Modeled after traditional Balinese and Javanese gamelan orchestras, the GamelaTron is an amalgamation of traditional instruments with a suite of percussive sound makers. MIDI sequences control 117 robotic striking mechanisms that produce intricately woven and rhythmic sound. Performances follow an arc similar to classic Indonesian gatherings, where stories from great epics, such as the Ramayana, are told and settings given in words that are continued in music.

- Music – need I say more?  Of course, with several stages and world famous (or just philly famous) DJ’s, the music was amazing.  A DJ was set up right by the pool so you could swim and still feel the beat, and the pavilion went all night long with fire performances and comfy couch/beds to fit all of your late night needs for entertainment and comfort.

- Workshops – made it to a few, including one about Cultivating the Gift of Fire, by LinaLuv.  This was based on the chinese elemental creation cycle, and dealt with being in the present moment in our relationships/interactions with others.  We also went to a fireplay workshop, which covered contact fire and fire eating.  Random took a contact staff class with Lucky and has a new obsession, and I made it to a pleasure palace workshop which was an exercise in asking and receiving pleasure from others (while respecting your own and others boundaries) – it was a very relaxing experience to have 6 people massage you at once!!

- Our mini camp.  We had a small group but a comfy shade structure and spent lots of time chatting with old and new friends as we overlooked the field and watched activities around us.

——

ETA memories as they surface again:

- Performers before the bear burned came out and the crowd was way too silent as they watched.  Chad’s yell of “we’re gonna burn some shit!!!!” and prodding the audience to hoot and holler was a wonderful sight!

——

I happened to be on the PEX facebook group and while the first part has been on PEX webpages before, if you haven’t seen it, it’s a good summary of what they are all about.  And below it is a wonderful poem I never saw before.

The Philadelphia Experiment is a Community of diverse beings that are connected through a common desire for creativity.
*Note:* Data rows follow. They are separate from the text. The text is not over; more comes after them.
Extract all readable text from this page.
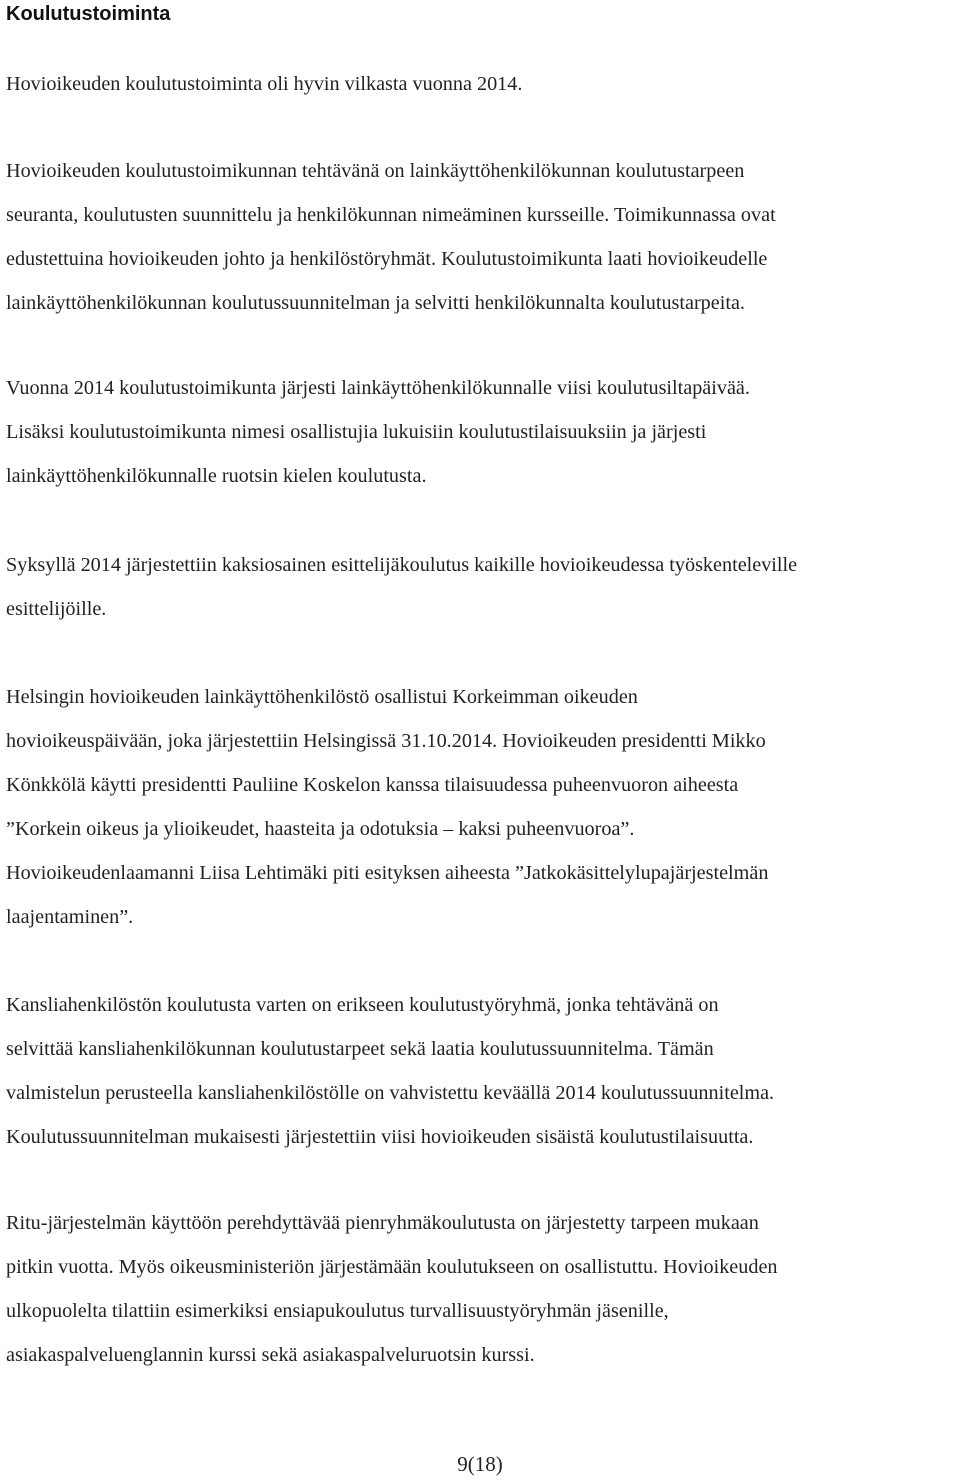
Koulutustoiminta

Hovioikeuden koulutustoiminta oli hyvin vilkasta vuonna 2014.

Hovioikeuden koulutustoimikunnan tehtävänä on lainkäyttöhenkilökunnan koulutustarpeen
seuranta, koulutusten suunnittelu ja henkilökunnan nimeäminen kursseille. Toimikunnassa ovat
edustettuina hovioikeuden johto ja henkilöstöryhmät. Koulutustoimikunta laati hovioikeudelle
lainkäyttöhenkilökunnan koulutussuunnitelman ja selvitti henkilökunnalta koulutustarpeita.

Vuonna 2014 koulutustoimikunta järjesti lainkäyttöhenkilökunnalle viisi koulutusiltapäivää.
Lisäksi koulutustoimikunta nimesi osallistujia lukuisiin koulutustilaisuuksiin ja järjesti
lainkäyttöhenkilökunnalle ruotsin kielen koulutusta.

Syksyllä 2014 järjestettiin kaksiosainen esittelijäkoulutus kaikille hovioikeudessa työskenteleville
esittelijöille.

Helsingin hovioikeuden lainkäyttöhenkilöstö osallistui Korkeimman oikeuden
hovioikeuspäivään, joka järjestettiin Helsingissä 31.10.2014. Hovioikeuden presidentti Mikko
Könkkölä käytti presidentti Pauliine Koskelon kanssa tilaisuudessa puheenvuoron aiheesta
”Korkein oikeus ja ylioikeudet, haasteita ja odotuksia – kaksi puheenvuoroa”.
Hovioikeudenlaamanni Liisa Lehtimäki piti esityksen aiheesta ”Jatkokäsittelylupajärjestelmän
laajentaminen”.

Kansliahenkilöstön koulutusta varten on erikseen koulutustyöryhmä, jonka tehtävänä on
selvittää kansliahenkilökunnan koulutustarpeet sekä laatia koulutussuunnitelma. Tämän
valmistelun perusteella kansliahenkilöstölle on vahvistettu keväällä 2014 koulutussuunnitelma.
Koulutussuunnitelman mukaisesti järjestettiin viisi hovioikeuden sisäistä koulutustilaisuutta.

Ritu-järjestelmän käyttöön perehdyttävää pienryhmäkoulutusta on järjestetty tarpeen mukaan
pitkin vuotta. Myös oikeusministeriön järjestämään koulutukseen on osallistuttu. Hovioikeuden
ulkopuolelta tilattiin esimerkiksi ensiapukoulutus turvallisuustyöryhmän jäsenille,
asiakaspalveluenglannin kurssi sekä asiakaspalveluruotsin kurssi.

9(18)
The Experiment is the catalyst that unites us. We are dreamers, dancers, musicians, engineers, designers, artists, yogis, teachers, students, philosophers & just plain ol ordinary folk. Through our network we open doors of collective opportunity and experience. We invite you to join the PEX family. Chat, discuss, connect, create and get down here.

In Philadelphia
there is an experiment;
an examination of a life…
a community
beyond the false borders
of the homophobic, claustrophobic
caustically toxic
closed minded social order
that feeds us disunity.
The experiment
is an examination of rhythmic sound,
an observation of human creativity,
an exercise in social autonomy,
the rehearsal of a collective economy,
a measurement of participatory allegories,
and that of dreams becoming realities.
There is freedom
and liberation…
an emancipation from the socially toxic “me first” nation.
And there is dancing…
like no one’s watching
dreaming with your feet
getting into that higher trance type of dance.
Formed in the Black Rock City valley
this Philadelphia experiment
is a reflection
of radical self-expression,
a manifestation
of urban in-ergy
human synergy
mind-blowing
free-love showing
consciousness raising
acceptance of the beauty in asymmetry.
It is a mindset.
A realized concept…
the silhouette of a calumet
shared in peace.

In Philadelphia… there is an experiment… and it is we.

The Philadelphia Experiment -A Poem Inspired by the Decompression
The Philadelphia Experiment
by Oskar Castro aka Bohiti
(a work in progress)

It’s so hard to explain to people who haven’t been.  There’s a sense of heart and community at the base of all that they do, and you know everyone who makes this happen does so with ALL their heart, and just for you.

A huge thank you to anyone who helped make the event happen (and it took so many!) as well as to each person who showed up – because they are just as necessary to make the experiment work.  With a happy heart and a smile still on my face, I look forward to celebrating independence and freedom with you for many years to come!